Je ne vois pas tellement d’évolutions possibles, même plutôt une amplification du phénomène. La remise en cause possible de la loi de 1901 et de la spécificité du fait associatif à l’échelle européenne risque de forcer les associations à se tourner de plus en plus vers le secteur marchand pour avoir des fonds (dans le secteur culturel ou du spectacle, notamment) avec des difficultés croissantes pour accéder aux moyens.
C’est la grosse contradiction du secteur associatif : sa dépendance aux financements extérieurs, quasiment toujours remis en cause. Les techniciens des organismes financeurs ne sont pas dupes, ils sont conscients qu’une association ne fonctionne bien qu’avec le “bénévolat“ des salariés, qui de plus ont des salaires faibles.
A la limite, le seul moyen de pression pour faire bouger les lignes, c’est de refuser de faire une action s’il n’y a pas le budget.
35 ans, travaille depuis 10 ans à la Société pour le Protection des Oiseaux en Limousin. Cette association compte 3 salariés en CDI
Pourquoi avoir choisi de travailler dans le milieu associatif ?
Initialement, ce n’est pas un choix.

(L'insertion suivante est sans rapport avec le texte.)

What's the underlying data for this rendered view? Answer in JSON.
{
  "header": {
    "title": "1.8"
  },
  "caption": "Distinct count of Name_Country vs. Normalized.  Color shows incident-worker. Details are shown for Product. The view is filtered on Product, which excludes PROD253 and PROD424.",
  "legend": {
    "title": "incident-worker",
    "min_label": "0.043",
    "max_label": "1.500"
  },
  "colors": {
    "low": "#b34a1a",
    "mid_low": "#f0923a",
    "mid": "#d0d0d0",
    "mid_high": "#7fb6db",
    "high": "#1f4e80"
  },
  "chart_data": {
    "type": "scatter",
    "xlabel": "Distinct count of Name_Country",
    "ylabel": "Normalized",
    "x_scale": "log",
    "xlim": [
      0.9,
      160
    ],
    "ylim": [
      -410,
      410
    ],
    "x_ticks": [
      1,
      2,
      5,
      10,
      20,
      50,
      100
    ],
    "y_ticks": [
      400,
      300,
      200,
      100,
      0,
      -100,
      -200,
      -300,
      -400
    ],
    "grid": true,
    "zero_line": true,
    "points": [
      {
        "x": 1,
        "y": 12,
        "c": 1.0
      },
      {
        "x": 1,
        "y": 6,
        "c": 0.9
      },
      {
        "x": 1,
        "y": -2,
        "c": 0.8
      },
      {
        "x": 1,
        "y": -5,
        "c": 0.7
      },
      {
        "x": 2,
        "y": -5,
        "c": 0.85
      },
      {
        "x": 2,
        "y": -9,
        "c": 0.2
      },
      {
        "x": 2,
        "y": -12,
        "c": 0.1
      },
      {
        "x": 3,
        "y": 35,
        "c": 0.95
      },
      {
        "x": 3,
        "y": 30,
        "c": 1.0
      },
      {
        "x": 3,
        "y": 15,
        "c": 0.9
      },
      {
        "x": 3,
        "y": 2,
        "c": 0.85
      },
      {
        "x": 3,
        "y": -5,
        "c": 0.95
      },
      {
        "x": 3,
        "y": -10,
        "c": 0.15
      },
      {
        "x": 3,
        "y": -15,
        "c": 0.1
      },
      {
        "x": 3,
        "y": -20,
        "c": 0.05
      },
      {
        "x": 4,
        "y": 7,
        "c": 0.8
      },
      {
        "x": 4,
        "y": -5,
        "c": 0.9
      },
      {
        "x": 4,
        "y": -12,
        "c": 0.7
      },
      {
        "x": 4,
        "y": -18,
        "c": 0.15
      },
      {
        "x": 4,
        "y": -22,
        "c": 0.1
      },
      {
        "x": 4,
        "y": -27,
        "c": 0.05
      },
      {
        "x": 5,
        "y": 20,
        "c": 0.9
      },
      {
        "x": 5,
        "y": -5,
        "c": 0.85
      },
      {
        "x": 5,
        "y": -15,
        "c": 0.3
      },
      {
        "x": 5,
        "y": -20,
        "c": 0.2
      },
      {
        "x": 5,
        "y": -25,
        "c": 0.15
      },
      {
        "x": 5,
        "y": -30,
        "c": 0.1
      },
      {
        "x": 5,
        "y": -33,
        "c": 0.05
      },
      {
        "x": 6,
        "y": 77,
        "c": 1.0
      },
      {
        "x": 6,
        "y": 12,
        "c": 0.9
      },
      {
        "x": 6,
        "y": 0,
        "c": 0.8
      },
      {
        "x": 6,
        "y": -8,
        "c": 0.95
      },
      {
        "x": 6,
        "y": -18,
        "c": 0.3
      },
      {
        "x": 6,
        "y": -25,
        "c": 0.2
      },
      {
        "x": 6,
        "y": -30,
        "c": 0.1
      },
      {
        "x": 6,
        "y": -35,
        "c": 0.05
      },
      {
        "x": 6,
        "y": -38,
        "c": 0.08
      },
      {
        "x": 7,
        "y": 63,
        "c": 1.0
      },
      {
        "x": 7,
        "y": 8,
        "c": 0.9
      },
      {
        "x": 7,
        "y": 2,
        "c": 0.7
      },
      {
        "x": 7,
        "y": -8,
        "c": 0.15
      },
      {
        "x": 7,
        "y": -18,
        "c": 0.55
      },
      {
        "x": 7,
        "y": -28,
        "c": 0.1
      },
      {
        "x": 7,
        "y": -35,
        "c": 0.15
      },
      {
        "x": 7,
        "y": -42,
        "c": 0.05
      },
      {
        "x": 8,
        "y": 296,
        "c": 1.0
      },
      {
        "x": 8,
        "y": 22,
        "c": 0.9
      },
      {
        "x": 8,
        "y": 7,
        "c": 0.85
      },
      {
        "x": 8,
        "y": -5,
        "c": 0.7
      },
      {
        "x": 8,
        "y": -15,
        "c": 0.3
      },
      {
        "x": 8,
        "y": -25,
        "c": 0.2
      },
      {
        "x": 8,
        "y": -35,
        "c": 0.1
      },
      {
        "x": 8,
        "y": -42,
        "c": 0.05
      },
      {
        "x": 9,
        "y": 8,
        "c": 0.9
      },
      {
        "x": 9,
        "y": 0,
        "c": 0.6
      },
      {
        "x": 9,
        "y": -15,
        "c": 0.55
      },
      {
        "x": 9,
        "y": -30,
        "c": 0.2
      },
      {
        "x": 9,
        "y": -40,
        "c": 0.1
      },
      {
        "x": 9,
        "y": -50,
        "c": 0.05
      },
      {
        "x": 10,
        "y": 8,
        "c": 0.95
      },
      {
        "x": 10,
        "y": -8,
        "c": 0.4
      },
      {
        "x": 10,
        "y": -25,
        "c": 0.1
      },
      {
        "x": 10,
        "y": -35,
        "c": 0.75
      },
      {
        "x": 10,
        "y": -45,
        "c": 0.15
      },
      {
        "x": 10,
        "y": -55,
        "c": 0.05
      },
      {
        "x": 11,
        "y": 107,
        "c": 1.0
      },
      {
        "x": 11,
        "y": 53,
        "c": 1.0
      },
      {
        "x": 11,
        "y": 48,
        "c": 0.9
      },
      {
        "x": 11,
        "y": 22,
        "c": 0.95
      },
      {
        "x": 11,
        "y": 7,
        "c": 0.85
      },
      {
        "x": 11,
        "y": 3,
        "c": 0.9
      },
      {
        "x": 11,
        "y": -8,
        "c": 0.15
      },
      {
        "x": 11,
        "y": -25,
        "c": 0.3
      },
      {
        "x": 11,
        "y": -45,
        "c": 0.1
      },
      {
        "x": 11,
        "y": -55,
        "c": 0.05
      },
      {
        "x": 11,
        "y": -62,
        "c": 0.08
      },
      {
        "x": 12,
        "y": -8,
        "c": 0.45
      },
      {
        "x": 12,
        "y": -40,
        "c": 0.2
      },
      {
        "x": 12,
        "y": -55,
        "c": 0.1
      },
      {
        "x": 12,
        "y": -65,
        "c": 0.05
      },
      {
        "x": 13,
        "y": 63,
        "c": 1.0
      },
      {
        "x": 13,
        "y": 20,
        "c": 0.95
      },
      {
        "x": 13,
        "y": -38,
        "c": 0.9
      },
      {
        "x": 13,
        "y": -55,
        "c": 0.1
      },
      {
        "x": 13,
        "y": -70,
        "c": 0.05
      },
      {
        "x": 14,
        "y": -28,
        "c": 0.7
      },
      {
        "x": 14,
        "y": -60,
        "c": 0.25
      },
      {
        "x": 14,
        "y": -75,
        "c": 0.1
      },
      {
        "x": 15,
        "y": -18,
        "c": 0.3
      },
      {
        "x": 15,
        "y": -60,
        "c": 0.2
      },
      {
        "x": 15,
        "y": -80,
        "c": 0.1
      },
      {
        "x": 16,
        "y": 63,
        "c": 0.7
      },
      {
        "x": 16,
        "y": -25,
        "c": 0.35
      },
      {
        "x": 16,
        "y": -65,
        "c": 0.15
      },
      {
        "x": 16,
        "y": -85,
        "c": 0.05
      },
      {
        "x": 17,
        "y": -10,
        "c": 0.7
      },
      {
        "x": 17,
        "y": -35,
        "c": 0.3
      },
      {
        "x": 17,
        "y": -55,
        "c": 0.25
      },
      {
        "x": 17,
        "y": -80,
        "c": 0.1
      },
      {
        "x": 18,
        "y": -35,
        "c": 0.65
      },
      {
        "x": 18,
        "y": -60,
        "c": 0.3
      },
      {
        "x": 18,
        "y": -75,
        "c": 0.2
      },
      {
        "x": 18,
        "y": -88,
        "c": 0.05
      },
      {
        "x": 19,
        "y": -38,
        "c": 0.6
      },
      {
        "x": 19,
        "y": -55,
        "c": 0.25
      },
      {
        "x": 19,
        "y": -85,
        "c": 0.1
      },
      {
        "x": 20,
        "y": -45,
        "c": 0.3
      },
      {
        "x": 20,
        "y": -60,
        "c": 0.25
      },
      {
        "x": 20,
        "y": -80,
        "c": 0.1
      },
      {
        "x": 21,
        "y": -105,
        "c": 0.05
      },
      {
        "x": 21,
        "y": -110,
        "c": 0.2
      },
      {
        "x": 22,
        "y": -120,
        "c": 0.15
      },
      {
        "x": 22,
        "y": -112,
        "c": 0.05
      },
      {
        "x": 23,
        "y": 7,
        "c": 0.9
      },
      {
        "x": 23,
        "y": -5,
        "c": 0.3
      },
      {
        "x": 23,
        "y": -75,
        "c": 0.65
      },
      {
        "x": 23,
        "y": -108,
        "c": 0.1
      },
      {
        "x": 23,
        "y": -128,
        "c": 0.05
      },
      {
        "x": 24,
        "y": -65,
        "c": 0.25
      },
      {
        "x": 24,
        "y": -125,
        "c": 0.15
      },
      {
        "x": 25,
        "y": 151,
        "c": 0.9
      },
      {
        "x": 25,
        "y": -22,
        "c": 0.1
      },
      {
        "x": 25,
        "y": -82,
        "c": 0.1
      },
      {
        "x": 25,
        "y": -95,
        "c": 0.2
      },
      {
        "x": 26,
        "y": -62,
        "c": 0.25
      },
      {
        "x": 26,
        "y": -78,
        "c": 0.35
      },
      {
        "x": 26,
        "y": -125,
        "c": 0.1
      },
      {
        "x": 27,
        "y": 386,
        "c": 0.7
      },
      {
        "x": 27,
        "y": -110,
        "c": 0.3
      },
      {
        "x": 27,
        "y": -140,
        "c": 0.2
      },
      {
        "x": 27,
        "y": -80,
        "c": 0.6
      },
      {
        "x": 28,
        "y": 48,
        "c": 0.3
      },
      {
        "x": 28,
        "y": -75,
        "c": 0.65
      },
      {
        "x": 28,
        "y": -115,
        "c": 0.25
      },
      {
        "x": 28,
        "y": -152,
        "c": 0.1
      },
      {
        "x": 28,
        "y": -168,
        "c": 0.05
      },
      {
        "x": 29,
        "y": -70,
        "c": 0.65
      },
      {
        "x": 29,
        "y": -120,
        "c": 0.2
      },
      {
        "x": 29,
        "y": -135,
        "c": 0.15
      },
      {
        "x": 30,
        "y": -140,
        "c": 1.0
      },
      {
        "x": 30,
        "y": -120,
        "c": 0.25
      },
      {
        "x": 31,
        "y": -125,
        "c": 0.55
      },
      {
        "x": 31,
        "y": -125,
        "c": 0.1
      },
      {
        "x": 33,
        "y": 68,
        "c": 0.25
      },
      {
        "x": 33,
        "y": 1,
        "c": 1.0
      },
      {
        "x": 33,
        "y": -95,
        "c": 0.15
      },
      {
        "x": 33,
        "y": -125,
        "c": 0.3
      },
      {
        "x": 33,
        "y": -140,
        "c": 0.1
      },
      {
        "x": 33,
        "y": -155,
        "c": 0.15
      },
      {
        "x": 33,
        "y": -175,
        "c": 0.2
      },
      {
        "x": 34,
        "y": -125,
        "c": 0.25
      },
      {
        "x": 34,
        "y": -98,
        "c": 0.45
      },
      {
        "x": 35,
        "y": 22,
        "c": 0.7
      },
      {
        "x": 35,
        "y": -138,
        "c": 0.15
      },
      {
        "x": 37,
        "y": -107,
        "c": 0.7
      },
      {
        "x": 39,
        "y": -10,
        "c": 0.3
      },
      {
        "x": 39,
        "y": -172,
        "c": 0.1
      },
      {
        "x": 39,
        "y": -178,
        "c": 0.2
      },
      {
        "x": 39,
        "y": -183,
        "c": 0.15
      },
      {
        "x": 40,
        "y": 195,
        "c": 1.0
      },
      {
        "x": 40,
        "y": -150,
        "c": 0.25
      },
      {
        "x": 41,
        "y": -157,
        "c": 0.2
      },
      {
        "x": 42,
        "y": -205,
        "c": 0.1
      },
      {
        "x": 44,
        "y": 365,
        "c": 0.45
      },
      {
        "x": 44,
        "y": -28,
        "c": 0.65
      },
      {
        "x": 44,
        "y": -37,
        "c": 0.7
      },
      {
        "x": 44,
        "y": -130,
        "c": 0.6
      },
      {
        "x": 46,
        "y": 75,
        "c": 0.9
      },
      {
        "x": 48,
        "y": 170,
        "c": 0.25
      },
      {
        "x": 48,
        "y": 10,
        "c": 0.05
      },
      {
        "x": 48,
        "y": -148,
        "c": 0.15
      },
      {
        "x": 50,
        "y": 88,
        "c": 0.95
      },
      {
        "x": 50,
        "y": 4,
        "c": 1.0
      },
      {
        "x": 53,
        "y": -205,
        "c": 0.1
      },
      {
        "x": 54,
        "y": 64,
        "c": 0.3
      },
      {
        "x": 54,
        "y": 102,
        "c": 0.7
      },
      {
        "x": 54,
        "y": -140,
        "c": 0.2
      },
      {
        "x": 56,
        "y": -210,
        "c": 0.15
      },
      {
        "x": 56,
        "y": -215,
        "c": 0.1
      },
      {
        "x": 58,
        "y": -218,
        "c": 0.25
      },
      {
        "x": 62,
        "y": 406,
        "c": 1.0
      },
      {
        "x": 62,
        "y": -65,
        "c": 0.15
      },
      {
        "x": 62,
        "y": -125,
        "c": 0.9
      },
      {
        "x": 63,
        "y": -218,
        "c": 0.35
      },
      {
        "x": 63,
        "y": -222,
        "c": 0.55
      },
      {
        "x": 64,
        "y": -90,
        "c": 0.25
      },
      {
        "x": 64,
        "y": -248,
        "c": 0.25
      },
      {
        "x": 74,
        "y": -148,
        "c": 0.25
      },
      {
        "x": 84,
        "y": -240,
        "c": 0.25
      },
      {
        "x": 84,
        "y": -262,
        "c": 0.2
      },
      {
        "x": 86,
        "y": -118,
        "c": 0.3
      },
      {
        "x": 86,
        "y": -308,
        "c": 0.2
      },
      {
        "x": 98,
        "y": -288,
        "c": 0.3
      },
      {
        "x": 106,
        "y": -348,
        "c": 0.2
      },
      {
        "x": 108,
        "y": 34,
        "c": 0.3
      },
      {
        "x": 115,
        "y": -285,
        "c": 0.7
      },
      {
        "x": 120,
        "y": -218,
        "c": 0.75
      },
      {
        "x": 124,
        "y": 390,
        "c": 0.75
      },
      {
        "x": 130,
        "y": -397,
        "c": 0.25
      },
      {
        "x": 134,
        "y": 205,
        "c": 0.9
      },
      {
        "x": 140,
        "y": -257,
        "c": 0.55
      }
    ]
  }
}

Quand j’ai commencé il y a 15 ans, elles étaient les seules à proposer des postes en lien avec la protection de la nature.
En quoi ce type d’emploi se différencie-t-il des autres ?
Je trouve que nous sommes proches de la fonction publique car nos actions sont d’utilité publique : je considère que mon travail sert avant tout à enrichir la collectivité et pas un patron. L’association défend des valeurs et ne recherche pas le profit, ce qui lui assure une certaine indépendance.
Avez-vous le sentiment que votre travail est reconnu à sa juste valeur (salaire, statut, reconnaissance des employeurs, ...) ?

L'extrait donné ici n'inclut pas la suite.